The Gates Foundation and Wellcome will commit $50m to the initiative, while the Mastercard Impact Fund will provide up to $25m to expedite the work of the accelerator.

“Viruses like COVID-19 spread rapidly, but the development of vaccines and treatments to stop them moves slowly,” said Mark Suzman, chief executive officer of the Bill & Melinda Gates Foundation.

“If we want to make the world safe from outbreaks like COVID-19, particularly for those most vulnerable, then we need to find a way to make research and development move faster. That requires governments, private enterprise, and philanthropic organisations to act quickly to fund R&D,” he added.

The accelerator will work with the World Health Organization (WHO), governments and private sector funders and organisations, as well as global regulatory and policy-setting institutions.

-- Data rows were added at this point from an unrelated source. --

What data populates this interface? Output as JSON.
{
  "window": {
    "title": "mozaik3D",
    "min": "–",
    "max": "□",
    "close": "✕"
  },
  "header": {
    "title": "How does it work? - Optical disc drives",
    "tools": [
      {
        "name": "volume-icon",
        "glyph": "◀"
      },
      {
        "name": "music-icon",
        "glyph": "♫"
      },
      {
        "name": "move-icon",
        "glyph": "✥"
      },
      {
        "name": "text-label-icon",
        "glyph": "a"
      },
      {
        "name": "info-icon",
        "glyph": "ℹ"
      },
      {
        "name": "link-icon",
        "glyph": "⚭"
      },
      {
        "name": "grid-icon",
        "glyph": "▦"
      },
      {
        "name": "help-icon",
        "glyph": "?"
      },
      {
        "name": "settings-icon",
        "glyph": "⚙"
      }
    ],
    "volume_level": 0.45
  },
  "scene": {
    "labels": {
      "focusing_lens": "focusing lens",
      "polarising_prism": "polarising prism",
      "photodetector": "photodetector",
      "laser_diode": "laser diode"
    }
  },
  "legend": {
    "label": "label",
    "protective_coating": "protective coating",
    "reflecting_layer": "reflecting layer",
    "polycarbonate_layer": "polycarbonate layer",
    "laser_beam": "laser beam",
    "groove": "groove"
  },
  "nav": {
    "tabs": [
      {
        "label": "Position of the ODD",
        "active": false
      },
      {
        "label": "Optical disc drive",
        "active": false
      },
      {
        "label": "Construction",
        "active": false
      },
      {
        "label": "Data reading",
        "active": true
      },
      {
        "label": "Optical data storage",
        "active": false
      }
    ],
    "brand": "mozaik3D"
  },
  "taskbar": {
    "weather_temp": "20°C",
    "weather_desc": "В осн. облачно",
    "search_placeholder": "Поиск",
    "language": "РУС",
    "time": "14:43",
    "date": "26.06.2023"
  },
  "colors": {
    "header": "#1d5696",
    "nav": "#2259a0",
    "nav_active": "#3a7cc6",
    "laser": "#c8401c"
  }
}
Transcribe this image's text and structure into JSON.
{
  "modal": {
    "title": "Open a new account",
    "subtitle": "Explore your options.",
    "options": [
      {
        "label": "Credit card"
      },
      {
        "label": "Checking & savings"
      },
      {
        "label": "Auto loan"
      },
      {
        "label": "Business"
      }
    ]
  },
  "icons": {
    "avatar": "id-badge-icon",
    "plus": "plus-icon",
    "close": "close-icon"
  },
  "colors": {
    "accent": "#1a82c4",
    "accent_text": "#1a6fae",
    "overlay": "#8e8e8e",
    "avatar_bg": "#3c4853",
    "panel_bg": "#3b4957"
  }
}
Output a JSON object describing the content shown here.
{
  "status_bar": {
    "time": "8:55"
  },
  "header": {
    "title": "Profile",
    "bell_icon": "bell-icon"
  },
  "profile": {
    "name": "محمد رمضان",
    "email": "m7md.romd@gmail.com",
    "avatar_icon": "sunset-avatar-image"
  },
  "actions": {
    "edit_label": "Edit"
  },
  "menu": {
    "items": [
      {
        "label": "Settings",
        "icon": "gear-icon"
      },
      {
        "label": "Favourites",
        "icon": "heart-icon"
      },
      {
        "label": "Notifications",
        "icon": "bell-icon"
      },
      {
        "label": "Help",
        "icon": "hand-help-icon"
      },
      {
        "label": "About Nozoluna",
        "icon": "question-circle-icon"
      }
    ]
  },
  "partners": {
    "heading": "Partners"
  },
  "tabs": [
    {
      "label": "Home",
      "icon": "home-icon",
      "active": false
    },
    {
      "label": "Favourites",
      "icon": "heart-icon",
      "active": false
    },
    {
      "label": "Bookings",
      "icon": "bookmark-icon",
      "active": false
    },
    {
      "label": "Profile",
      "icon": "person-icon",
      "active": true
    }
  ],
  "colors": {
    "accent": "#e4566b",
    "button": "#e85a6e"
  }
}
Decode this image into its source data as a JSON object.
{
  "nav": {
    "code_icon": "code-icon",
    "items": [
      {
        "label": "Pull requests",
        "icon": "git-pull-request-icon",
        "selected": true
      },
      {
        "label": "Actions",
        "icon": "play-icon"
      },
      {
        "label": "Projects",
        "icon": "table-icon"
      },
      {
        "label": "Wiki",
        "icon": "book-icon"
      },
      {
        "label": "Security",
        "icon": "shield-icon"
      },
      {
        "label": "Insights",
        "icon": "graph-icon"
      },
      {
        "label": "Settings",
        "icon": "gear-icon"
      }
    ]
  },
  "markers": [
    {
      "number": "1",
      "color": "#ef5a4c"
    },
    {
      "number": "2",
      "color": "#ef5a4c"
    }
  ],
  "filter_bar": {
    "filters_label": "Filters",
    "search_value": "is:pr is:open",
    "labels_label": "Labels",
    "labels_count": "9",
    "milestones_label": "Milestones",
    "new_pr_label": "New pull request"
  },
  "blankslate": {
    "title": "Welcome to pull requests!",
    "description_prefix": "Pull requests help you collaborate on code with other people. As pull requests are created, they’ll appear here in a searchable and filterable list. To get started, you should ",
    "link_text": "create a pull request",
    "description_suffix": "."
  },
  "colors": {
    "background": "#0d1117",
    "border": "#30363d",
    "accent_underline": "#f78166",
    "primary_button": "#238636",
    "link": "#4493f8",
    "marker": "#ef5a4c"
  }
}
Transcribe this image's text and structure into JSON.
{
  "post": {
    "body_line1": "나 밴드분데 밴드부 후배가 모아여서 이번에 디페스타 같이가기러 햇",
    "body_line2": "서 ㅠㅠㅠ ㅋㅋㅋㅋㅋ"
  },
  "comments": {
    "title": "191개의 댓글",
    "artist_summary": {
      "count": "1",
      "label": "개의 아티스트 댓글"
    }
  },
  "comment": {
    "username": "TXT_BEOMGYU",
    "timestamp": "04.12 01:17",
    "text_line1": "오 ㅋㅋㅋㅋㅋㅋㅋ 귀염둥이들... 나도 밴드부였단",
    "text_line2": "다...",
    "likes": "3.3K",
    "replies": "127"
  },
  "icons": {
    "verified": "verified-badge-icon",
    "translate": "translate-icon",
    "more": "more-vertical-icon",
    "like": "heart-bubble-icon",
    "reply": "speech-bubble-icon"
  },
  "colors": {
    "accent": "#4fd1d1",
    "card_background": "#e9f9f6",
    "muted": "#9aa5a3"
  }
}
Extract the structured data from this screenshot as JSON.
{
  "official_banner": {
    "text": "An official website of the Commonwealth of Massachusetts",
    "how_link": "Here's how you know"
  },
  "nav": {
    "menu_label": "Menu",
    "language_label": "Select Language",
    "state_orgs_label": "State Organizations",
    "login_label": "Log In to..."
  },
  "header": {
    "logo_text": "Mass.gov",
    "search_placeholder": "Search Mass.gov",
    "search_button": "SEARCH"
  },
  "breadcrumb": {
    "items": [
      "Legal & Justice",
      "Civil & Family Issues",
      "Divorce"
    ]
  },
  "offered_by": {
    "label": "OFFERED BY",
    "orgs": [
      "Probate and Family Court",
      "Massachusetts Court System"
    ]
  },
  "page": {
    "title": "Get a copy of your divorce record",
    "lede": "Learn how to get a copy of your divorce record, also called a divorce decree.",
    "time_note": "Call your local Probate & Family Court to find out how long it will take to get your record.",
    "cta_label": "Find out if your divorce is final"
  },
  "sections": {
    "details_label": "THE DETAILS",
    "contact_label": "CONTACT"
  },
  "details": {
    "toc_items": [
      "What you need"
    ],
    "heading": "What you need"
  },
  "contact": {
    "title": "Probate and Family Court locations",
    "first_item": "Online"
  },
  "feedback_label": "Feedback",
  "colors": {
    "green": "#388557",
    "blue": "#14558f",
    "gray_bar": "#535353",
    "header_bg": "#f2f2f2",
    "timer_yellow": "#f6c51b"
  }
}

The aim is to share research, coordinate investment and pool resources to help fast-track research into potential therapeutics for COVID-19.

Moreover, the accelerator will take a ‘three-pronged’ approach to identify candidates; firstly it will test approved drugs for activity against COVID-19; secondly, it will screen libraries which contain thousands of compounds with confirmed safety data; and lastly, it will examine new investigational compounds and monoclonal antibodies.

A number of vaccines for the novel coronavirus are already being developed by a range of drugmakers, including Sanofi, GSK and Moderna.

Moderna has sent the first batch of its investigational COVID-19 vaccine to the US National Institute of Health (NIH) for phase 1 testing.

Sanofi’s work on a potential vaccine has also been fast-tracked by the US Department of Health and Human Services’ Biomedical Advanced Research and Development Authority (BARDA).

The French drugmaker is tapping into its earlier work on the SARS virus – another type of coronavirus that caused an epidemic back in 2002.

Johnson and Johnson’s Janssen division has also partnered with BARDA to accelerate the development of a possible vaccine candidate, as part of a ‘multi-prolonged’ approach which also includes the screening of antiviral molecules for activity against COVID-19.

Meanwhile, Gilead’s investigational antiviral drug remdesivir is currently being testing in clinical trials in the US and China to determine its efficacy against the virus.